Дождь прошел. От земли, от цветочных клумб поднимается пар. Горы сзади меня еще прячутся в туче, а над головой уже снова сияет небо. Калач мой размыло водой даже следа от него не осталось. Делать плетеные калачи научил меня Бела Карас, но я никогда не умела их делать так красиво, как он. Однажды он принес мне крошечный калач с запеченным письмом; он, конечно, рассчитывал, что я буду есть калач и найду письмо – не подумал, что любой кусок повкуснее у нас всегда достается отцу. Отец и обнаружил письмо, на уголке которого целовались два голубка.

У меня в саду, на Орлиной горе, живут голуби; они всегда напоминают мне об Амбруше, я люблю смотреть на них, на их трепещущие крылья, люблю ту уверенную стремительность, с какой они рассекают в полете воздух. Помнишь, однажды мы с тобой сшибли голубя? В странной, противоестественной позе он лежал возле машины уже мертвый. Я напевала, когда мы уехали, оставив его на обочине, ты вполголоса подтягивал мне; но оба мы чувствовали себя весьма скверно. Вчера на Эльзе была шляпка с черной булавкой; я долго на нее смотрела: на конце булавки, расправив крылья, сидел маленький голубь. Лицо у Эльзы удлинилось, нос заострился, она была уже не та, что в молодости, не походила на испанку – скорее на индианку; а в то же время в лице у нее появилось что-то благообразное, добродетельное; лишь глаза остались беспокойными. Она словно' бы постоянно была озабочена – не смотрят ли на нее косо? Эльза стояла под руку с тетей Ялу, и я долго смотрела на эту пару. Рядом с расплывшейся, рыхлой тетей Илу Эльза была твердой и глянцевитой, словно нож рядом с губкой. Ангела стояла возле них, словно обе они были ей матерью, – но ни на одну из них не смотрела. И между ними – или над ними, где-то неизвестно где – ощущалось присутствие дяди Доми; он присутствовал здесь более реально, чем они, все втроем, и я не могла не улыбнуться этому, потому что дяди Доми уже много лет как не было в живых.

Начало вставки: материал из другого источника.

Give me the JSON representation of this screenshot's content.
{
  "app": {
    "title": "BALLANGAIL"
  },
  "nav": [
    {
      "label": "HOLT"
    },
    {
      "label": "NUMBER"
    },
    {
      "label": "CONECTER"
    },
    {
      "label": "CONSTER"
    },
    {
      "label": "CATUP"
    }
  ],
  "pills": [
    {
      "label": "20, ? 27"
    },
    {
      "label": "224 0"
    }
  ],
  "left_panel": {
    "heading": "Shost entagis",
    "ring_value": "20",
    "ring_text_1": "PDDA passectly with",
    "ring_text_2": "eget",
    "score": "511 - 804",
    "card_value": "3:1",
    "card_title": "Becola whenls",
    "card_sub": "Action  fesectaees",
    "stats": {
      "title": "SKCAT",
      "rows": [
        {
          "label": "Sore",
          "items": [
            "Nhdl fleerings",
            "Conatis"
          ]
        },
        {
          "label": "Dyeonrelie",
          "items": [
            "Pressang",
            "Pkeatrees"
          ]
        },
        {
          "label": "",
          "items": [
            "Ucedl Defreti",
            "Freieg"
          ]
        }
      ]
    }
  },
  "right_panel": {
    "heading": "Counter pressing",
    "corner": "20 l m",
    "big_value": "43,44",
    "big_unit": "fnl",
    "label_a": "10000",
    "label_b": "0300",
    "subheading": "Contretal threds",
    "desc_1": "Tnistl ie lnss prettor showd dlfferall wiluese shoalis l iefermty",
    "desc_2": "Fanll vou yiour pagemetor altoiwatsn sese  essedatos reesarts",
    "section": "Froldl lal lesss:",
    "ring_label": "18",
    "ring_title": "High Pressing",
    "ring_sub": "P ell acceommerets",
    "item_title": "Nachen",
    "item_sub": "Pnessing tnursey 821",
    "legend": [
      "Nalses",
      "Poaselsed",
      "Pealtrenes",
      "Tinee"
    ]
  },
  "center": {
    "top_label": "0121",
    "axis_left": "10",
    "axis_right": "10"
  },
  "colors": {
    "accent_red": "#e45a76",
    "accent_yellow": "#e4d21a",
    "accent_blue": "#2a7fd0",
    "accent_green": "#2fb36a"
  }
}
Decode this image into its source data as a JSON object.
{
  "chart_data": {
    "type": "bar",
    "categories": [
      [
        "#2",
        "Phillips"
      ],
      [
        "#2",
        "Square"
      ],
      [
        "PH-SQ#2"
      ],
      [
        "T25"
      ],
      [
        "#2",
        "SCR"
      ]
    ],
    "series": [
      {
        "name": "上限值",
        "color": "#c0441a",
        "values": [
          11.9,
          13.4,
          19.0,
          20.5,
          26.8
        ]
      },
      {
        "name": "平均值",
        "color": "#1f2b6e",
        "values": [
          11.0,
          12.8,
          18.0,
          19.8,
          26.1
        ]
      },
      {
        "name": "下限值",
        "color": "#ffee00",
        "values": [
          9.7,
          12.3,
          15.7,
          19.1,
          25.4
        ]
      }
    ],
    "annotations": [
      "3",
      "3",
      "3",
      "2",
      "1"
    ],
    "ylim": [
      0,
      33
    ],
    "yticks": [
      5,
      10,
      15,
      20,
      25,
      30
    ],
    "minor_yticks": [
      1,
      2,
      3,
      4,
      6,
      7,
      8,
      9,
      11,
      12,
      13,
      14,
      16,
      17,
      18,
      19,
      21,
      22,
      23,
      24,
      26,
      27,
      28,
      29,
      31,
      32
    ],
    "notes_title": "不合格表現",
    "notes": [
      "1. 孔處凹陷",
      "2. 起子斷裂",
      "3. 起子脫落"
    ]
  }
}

Я от тебя узнала, как быстро и тихо он умер, провожаемый воплями тети Илу; Эльза в это время с сухими глазами сидела на телефоне, разыскивая врача. Теперь гармония у них полная: за прошедшие годы Эльза словно бы тоже немного стала женой. Наверное, так она и выглядит, человечность: тетя Илу прощает Эльзе все, что подлежало прощению, а Эльза никому не предъявляет счетов за свою несостоявшуюся жизнь, все любят друг друга, как в Священном писании, складывают ладони и предаются благостным воспоминаниям; ничто не отягощает память об усопшем, кроме благочестивых мыслей и христианской любви. Теперь они вместе с наслаждением скулят над костьми бедняги Доми, вместе плачут в праздник поминовения, а в остальные дни года с аккуратностью хороших хозяек перетряхивают и проветривают воспоминания о покойном, соревнуясь за чашкой чая, кто припомнит больше его привычек, словечек, пристрастий. Тьфу! Как они стояли вчера рядом, не сводя глаз с Ангелы, словно mater dolorosa в двух лицах! Я никак не могла решить, кто из них более мне противен. Наверное, все-таки Эльза, которая на старости лет стала смиренной и добродетельной.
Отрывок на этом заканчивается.